When I attempted to reach the judge directly (by email, I think), he told or wrote me that he could not discuss with me any matter pertaining to the case, using a Latin term I forget, but looking it up at the time, it seemed to indicate he could not talk to me without the "other side" being present.

I do have a copy of the trust, as mentioned.

The guardian told me on the telephone last week the remaining cash value of the accounts in the estate.

What surprises me is that doing an all-afternoon Google search, the most relevant discussion and information source turned out to be discussions (I distinctly reading posts by Martha from 2004) on this forum.

I still think what I am experiencing--older parents requiring the care and supervision of a guardian since no one in the family was available to provide such service--must be quite common, and I would sure like to learn what steps could have been taken, if any, to avoid defeating the purpose of the "revocable living trust."

I did read somewhere on the Internet a specific reference to Washington State with a comment that the probate system in the state is efficient and less expensive than some states, particularly New York.

I'm hoping probate can be avoided altogether, and so fulfill my parents' original wishes and plans, their purpose in carefully establishing the trust in the first place.

I've encountered the problem that the attorney who drew up the trust seems to be inaccessible--couldn't find him at Findlaw, couldn't find him on the "white pages," but, amazingly, I did find him on Facebook, but now that I sent him a brief message there, I have yet to get a response.
 
I would at least check into the lawyer info Brat sent to you. And get a copy of the whole guardianship court file, which should have the inventories and court orders. You can find out if the guardian revoked the trust, which would require a probate, or if the guardian changed the trustee, or did something else that none of us can guess.

The whole thing smells bad.



Certainly a lesson for the difficulty of managing things from a distance.
 
Dear Brat,

I received your email and desire to thank you very much for sharing that information.

I spent some time this morning tracking down the contact information of the lawyer you mentioned, and learned the information, location, credentials, and email of the person.

If I do find that I need legal assistance, I most certainly intend to follow up on your suggestion.

The guardian also provided me with contact information for three attorneys in Vancouver, but my youngest son cautioned me to find an attorney who specializes in trusts, not probate. Don't know if my son is right, but it sounds reasonable, and the person you recommended in Portland clearly has experience with trusts.

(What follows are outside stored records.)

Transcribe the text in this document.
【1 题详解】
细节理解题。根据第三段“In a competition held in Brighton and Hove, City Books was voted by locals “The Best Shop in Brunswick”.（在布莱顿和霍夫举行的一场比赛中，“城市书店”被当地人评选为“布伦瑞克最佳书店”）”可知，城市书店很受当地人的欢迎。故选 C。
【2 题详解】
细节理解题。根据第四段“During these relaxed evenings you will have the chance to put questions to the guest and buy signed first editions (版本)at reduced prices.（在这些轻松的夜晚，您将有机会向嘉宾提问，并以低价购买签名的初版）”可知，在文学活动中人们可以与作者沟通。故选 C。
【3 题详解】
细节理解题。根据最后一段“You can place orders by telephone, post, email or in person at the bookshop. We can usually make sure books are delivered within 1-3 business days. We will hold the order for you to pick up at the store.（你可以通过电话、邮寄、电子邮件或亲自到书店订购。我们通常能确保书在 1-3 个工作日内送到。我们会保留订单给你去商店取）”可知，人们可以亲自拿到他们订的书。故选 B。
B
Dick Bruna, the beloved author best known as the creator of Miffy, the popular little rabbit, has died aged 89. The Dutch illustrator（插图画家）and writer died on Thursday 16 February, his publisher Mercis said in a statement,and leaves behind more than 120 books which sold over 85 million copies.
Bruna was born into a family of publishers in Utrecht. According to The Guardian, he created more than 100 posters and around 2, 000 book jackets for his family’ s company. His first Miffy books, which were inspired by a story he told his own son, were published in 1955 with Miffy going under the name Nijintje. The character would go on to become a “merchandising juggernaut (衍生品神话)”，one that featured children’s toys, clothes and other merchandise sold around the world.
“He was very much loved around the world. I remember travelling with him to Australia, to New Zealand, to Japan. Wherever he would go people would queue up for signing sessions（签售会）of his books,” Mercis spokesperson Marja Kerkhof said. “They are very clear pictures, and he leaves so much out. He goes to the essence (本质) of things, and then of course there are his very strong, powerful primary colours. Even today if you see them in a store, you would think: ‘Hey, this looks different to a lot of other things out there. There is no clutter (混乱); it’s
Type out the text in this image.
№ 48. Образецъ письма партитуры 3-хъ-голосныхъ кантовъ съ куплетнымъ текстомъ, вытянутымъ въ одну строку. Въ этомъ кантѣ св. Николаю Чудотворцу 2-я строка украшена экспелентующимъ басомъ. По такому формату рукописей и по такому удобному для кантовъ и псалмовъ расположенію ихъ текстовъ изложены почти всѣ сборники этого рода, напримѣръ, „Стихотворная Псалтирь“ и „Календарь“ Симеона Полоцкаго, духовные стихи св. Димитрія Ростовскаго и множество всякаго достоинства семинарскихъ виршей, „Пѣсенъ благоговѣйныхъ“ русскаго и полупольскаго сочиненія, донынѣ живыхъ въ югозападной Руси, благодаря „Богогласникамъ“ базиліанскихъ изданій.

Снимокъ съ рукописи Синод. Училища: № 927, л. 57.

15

I do know who prepared the original trust documents, but that person, for whatever reason, has kept fairly well hidden! As I mentioned to MooreBonds in my post 8 above, I finally found the preparer of the trust on Facebook, but though I sent him a message there, I have not yet received a response.

I had just joined Facebook that very day because one of my former students had emailed me inviting me to join her group of friends there.
 
Martha, my family indeed would agree that the whole thing "smells bad."

But I had an interesting occurrence today: I received an email/fax from the cemetery requesting my signature, etc., authorizing proceedings.

I'm sure the guardian handled all of those matters before (as for my father's funeral last August), so I would infer from this that without question I am still the trustee, and that she is turning such matters over to me for authorization.

Just a guess, though.

Thank all of you for your responses and suggestions. They are most appreciated at this time.